The digitalisation of the world took on a rapid pace as the coronavirus pandemic swathed through nations, wrecking economic and personal life as people were trapped indoors, waiting for the signal to go out and attempt to renormalise their lives. But, as the pandemic took hold, not only did people have to adapt the changing times, but so did industries.
One such industry was that of the housing market, whose whole essence of showing people round houses was cut off instantly. Rather than being consumed by panic, estate agents came up with new ways of selling homes. Virtual Reality became a big part of that whilst the increase of digital services popping up in the property industry such as http://www.fastcashproperty.co.uk/ helped people get quick quotes and rapid sales.
Virtual Reality came into its own
Virtual Reality is hitting a number of key industries, with gaming, shopping and now even housing taking on the technology to make the job easier. But, VR became instrumental in helping estate agents to survive in such troubled times.

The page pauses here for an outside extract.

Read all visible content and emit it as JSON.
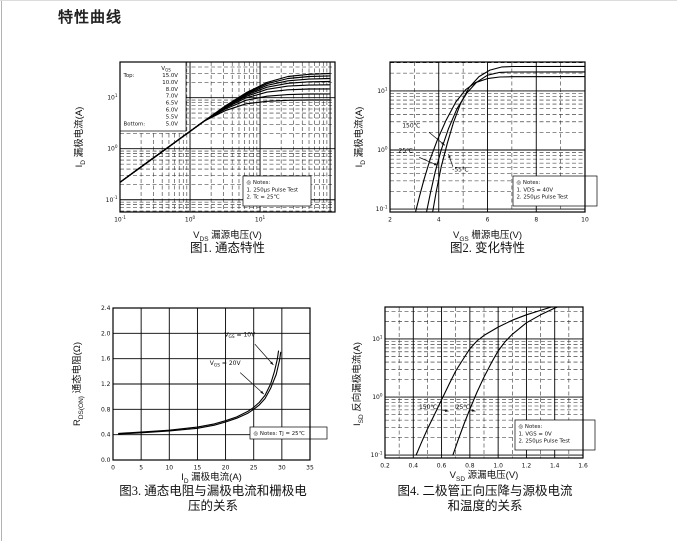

For potential buyers, there is nothing quite like taking a tour of a property to see how it looks and feels. Well, with that being a no-no under the lockdown rules, the only thing that was left for estate agents to do was to introduce virtual viewings – that is, videos that are taken whilst walking around a property to provide a real-life experience, rather than just a simple photograph.
Virtual viewings did exist prior to lockdown, but with the technological developments ensuring an enhancement in quality, it is something which is becoming increasingly popular with potential buyers.
Lockdown made the housing industry explore different ways of working and that old cliche ‘working outside the box’ has perhaps never been more appropriate. Remotely matching homes and buyers without meeting in person enabled companies to keep their sales ticking over whilst ensuring that everyone stays safe.
Another aspect of digital house-selling is that of online valuations. This too was not created during the lockdown, but it was something that certainly took off in the past few months. The first thing to mention is that these are only estimates of what a property should be marketed for. Data from sources as wide ranging as the Land Registry and previous sales in the area are all good indicators for pricing.
Land Registry data creates three prices based on an upper, middle and lower value. And, in some cases, it is possible to partake in a virtual valuation where the seller takes the estate agent on a tour of the property. From that, the agent will have a more precise idea of price, based on what they have seen as well as market data and local sales.
Though agents were unable to visit the property in person, the process itself could still be started.
Why the increase
The lifting of the lockdown has shown to many people that they want to live somewhere different – whether that’s because of the location or style of the house doesn’t really matter. People are being told that it is a buyers’ market, largely because it’s limited to those who dare to risk looking at properties.
And, after months of lockdown, sellers or landlords whose properties have been on the market since before lockdown and who have witnessed deals falling through, are keen to get the ball rolling. That small window of opportunity provided by the property market will not be present for too long as the buoyancy of the market goes up and down. Housing experts have predicted price falls of up to 13% around the UK as the market attempts to rejuvenate following the pandemic.
As such, sellers and landlords have tried their hand at virtual tours to reduce the time it takes between an initial interest and an offer. Investment in state-of-the-art equipment has therefore been a necessity. For example, sales of Matterport’s 3D cameras – which show properties in 360 degrees – increased by 630% in March.
It is this urgency that has stoked the property market’s flames and has enabled the digitalisation of the industry to really take hold.